Reintegration of Tradition and Relation
Another part of his vision involves reintegrating tradition, communal bonds, and spiritual understanding into modern life. Spiker argues we must reclaim a sense of meaning that is not merely individual but deeply relational a meaning anchored in cultural, historical, and theological realities that modernity itself has fragmented.
Why the Book Matters Today
Spiker’s *The Unravelling of Intelligibility* is particularly timely. In an age marked by political polarization, moral relativism, and widespread disillusionment with liberal institutions, his diagnosis hits close to home. As he puts it, the crisis is not just external, but internal modernity is unraveling from the inside. contentReference[oaicite12]

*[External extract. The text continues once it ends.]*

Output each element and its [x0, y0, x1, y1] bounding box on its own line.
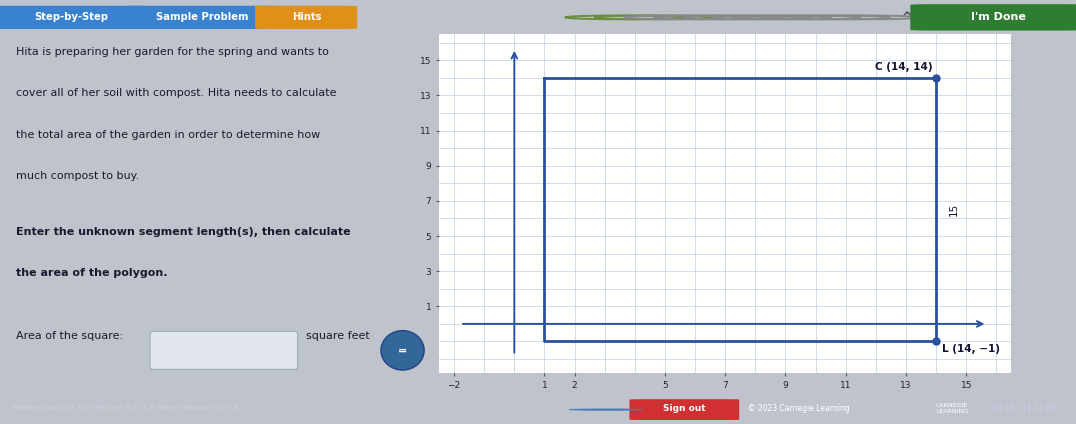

His work offers intellectual tools for those who feel alienated by contemporary culture and are searching for a deeper philosophical and spiritual framework. By combining traditional metaphysical insights with contemporary critique, Spiker opens a path toward meaning, not by rejecting modernity outright, but by uncovering the metaphysical assumptions that need to be repaired.
The phrase the unravelling of intelligibility in Hasan Spiker’s work refers to a complex civilizational diagnosis modernity’s claim to universality and neutrality is dissolving, and with it, the coherence of meaning in philosophical, social, and moral life. Through his concept of the Five Severances, Spiker argues that modernity is built on deep metaphysical splits that now threaten to undo its own foundations. The consequences are not merely abstract but real existential crisis, weakened moral systems, and a fragmented public life. Yet Spiker does not offer resignation he proposes a return to metaphysical realism and traditional wisdom as a way to rebuild intelligibility. His work offers both a compelling critique and a hopeful vision for a world lost in relativism and disconnection, making *The Unravelling of Intelligibility* a vital contribution to contemporary philosophical and cultural debate.